TEMPO Interaktif, Jakarta - Bank Indonesia disarankan mempertimbangkan menumpuk cadangan devisa dalam bentuk komoditas emas. Pengamat ekonomi yang juga Sekretaris Komite Ekonomi Nasional, Aviliani, menilai cadangan devisa dalam bentuk valuta asing (dolar Amerika Serikat) tak menguntungkan.
Nilai dolar Amerika diramalkan masih akan terus menurun. Sebab, kondisi perekonomian Amerika dianggap belum stabil. "Masalah utang di negara itu tidak akan selesai," ujar Aviliani, Rabu 17 Agustus 2011.
Pemerintah dan Kongres Amerika Serikat telah menyepakati melakukan penyelamatan (bailout) dan menaikkan batas utang negaranya maksimum sebesar US$ 2,4 triliun. Dengan demikian, batas utangnya membengkak menjadi US$ 16,5 triliun.
Namun, saat bailout itu digelontorkan, dana tersebut langsung habis. Krisis utang mereka tetap tak rampung dan kepercayaan pasar semakin menurun. Aviliani memperkirakan perekonomian Amerika akan terkoreksi tiga bulan lagi. Dia juga memperkirakan bailout akan dikucurkan lagi.

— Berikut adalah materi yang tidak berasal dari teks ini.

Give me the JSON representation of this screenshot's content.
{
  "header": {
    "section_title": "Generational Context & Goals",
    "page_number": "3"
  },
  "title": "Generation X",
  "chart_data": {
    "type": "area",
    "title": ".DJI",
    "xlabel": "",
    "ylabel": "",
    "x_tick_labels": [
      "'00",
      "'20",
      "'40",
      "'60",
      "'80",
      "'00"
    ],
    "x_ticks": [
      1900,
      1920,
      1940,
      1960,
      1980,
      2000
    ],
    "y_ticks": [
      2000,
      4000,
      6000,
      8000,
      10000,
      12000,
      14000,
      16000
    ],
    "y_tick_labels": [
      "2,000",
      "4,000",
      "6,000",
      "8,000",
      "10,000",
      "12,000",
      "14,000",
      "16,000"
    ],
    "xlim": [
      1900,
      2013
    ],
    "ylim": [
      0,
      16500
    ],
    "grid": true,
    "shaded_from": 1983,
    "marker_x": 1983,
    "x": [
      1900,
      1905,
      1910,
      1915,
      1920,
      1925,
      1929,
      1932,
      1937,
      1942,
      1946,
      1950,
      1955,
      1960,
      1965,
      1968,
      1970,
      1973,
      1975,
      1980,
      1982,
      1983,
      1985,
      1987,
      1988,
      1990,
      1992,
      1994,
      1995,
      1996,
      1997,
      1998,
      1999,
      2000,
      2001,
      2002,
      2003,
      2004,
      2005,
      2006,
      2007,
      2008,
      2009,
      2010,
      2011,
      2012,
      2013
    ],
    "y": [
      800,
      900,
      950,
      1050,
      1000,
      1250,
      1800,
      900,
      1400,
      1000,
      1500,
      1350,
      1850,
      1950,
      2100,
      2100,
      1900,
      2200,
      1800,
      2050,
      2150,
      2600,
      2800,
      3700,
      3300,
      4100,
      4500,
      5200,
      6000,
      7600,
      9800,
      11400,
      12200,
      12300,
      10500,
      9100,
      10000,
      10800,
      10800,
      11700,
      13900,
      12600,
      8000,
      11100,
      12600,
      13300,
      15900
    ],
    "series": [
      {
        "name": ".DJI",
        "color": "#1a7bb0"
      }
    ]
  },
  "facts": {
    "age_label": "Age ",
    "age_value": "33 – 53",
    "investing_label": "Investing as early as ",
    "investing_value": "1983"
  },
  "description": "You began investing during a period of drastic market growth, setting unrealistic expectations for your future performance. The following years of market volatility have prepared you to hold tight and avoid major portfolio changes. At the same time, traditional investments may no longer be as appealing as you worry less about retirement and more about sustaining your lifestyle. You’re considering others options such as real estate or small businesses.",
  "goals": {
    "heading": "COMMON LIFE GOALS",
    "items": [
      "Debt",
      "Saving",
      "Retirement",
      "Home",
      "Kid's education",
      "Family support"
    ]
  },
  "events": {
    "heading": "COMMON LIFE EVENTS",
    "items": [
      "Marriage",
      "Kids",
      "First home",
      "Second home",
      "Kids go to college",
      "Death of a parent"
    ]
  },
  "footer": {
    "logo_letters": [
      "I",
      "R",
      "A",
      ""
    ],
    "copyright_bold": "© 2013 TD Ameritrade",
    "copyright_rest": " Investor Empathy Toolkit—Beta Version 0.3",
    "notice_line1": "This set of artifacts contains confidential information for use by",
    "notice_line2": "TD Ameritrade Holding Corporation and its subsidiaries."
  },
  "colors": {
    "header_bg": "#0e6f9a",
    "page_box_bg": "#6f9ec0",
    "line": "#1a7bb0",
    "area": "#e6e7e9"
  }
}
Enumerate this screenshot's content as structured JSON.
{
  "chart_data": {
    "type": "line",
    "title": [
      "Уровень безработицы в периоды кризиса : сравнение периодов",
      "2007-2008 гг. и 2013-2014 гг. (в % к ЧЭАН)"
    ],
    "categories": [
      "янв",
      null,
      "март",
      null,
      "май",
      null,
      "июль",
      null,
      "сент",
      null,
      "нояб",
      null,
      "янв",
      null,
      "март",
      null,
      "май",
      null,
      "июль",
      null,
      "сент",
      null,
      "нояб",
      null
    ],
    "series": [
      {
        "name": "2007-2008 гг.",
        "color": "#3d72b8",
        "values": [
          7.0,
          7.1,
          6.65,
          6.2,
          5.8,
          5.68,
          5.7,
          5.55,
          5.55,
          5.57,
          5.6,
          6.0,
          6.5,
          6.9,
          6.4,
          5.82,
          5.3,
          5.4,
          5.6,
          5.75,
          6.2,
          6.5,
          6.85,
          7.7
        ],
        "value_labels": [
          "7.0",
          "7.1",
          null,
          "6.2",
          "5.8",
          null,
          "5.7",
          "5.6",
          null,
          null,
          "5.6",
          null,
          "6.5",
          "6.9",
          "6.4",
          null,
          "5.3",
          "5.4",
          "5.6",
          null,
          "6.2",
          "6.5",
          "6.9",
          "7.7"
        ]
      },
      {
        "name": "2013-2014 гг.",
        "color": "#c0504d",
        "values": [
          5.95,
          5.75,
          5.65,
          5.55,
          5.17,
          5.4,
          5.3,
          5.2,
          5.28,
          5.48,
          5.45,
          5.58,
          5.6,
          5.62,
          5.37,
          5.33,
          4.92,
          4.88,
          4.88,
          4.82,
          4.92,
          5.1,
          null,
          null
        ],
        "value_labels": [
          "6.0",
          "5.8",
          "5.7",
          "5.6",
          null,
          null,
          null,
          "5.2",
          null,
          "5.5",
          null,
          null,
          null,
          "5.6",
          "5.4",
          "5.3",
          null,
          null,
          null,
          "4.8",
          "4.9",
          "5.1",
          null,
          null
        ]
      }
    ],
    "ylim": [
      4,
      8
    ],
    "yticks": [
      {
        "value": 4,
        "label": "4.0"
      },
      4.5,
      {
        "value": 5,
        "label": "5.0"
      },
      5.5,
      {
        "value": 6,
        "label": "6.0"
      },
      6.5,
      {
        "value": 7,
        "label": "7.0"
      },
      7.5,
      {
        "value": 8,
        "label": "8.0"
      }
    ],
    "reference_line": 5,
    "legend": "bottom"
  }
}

Aviliani menjelaskan, sebelum 1944, pencadangan devisa dengan komoditas emas digunakan Indonesia dan bank sentral di seluruh dunia. Namun, setelah 1944, tren ini berubah. "Mereka terus menyepakati uang mata dunia itu dolar Amerika sebagai acuan, karena Amerika dianggap negara adikuasa," katanya.
Sekarang, kata Aviliani, negara yang mata uangnya menjadi acuan bank sentral seluruh dunia telah kolaps. Karena itulah, kata dia, Bank Indonesia seharusnya perlu melakukan langkah-langkah untuk mengurangi efek turunnya valuasi dolar tersebut.
Deputi Gubernur Bank Indonesia Bidang Kebijakan Moneter Hartadi A. Sarwono menyatakan, isu pembelian atau pemborongan emas oleh bank sentral sangat sensitif karena bisa berdampak buruk pada harga emas di pasar. Bank Indonesia belum bisa memberi ketegasan soal ini.
Hartadi mengakui dunia sedang prihatin terhadap kecenderungan pelemahan dolar Amerika Serikat. "Karena mereka tahu dalam jangka panjang akan sulit buat Amerika Serikat membuat bujetnya kembali normal setelah defisit yang sangat besar," kata dia. Pelemahan dolar diramalkan akan berlangsung lama.
Di forum negara-negara kelompok G-20, kata Hartadi, masalah pelemahan dolar menjadi pembicaraan hangat. "G-20 membicarakan bagaimana mengubah sistem moneter dunia kalau ada pelemahan dolar. Nah, sebagian lari ke emas," ujarnya.
Tapi sayangnya, ia menambahkan, pasokan emas semakin terbatas dan harganya terus meningkat.
Laporan bulanan Dana Moneter Internasional (IMF) menyebutkan bank sentral di Thailand, Rusia, dan Kazakstan telah menambah cadangan emas mereka sejak dua bulan yang lalu.